Four-time British Olympic champion Mo Farah said in an interview with the public broadcaster BBC that he was smuggled to Britain as a child and had to work as a domestic servant.
The 39-year-old endurance runner said that his real name is Hussein Abdi Kahin and that he was named Mohamed Farah by the people who flew with him from Djibouti.
He was nine years old when he was taken from this East African country by a woman he had never seen before, who claimed she was taking him to Europe to see his relatives.
In Britain, he had to look after children in another family and take care of the household in order to get food.
Mo Farah has previously said he came to Britain as a refugee from Somalia with his parents.
In a documentary broadcast by the BBC and Red Bull Studios on Wednesday, he says his parents have never been to Britain and that his mother and two brothers live on a family farm in the unrecognized state of Somaliland.
He lost his father when he was still a small boy, he died in a shootout. When Farah was eight or nine years old, he was taken away from home to live with another family in Djibouti.

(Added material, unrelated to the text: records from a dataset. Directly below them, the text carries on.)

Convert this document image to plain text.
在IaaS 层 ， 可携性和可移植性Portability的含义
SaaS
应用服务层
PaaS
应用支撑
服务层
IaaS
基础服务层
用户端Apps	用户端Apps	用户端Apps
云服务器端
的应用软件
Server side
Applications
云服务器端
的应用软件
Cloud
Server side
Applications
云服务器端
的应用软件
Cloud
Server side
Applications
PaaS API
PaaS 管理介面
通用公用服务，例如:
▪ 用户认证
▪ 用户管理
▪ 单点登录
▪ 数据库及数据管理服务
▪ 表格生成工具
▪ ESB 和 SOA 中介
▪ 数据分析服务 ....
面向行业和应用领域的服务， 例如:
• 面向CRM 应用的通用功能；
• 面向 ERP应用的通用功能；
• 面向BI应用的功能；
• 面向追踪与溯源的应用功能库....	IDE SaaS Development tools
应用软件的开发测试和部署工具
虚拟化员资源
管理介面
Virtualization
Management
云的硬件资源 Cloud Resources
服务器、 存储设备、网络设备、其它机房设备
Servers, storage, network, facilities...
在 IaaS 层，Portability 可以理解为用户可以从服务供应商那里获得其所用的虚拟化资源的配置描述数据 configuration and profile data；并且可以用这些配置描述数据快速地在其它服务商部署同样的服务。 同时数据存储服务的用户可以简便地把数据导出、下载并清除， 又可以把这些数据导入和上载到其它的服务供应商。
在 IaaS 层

In the first years after his arrival in Britain, the family he served did not allow him to go to school. He got into it when he was 12 years old and performed in it as a refugee from Somalia.
A gym teacher helped him escape from a family that used him as a servant, who informed the social authorities about his case, and they placed him with Somali foster parents. In 2000, the promising athlete, who later became a six-time world champion, received British citizenship under the name Mohamed Farah.
Farah said he wanted to publish his story to change the public’s perception of people smuggling and slavery. “I had no idea there were so many people who were going through the same thing as me. It just shows how lucky I was,” he said.
“What really saved me was what I was different about. And that was that I could run,” added the athlete, who won Olympic gold medals in both the 5- and 10-kilometer races at the London 2012 Games and four years later in Rio de January.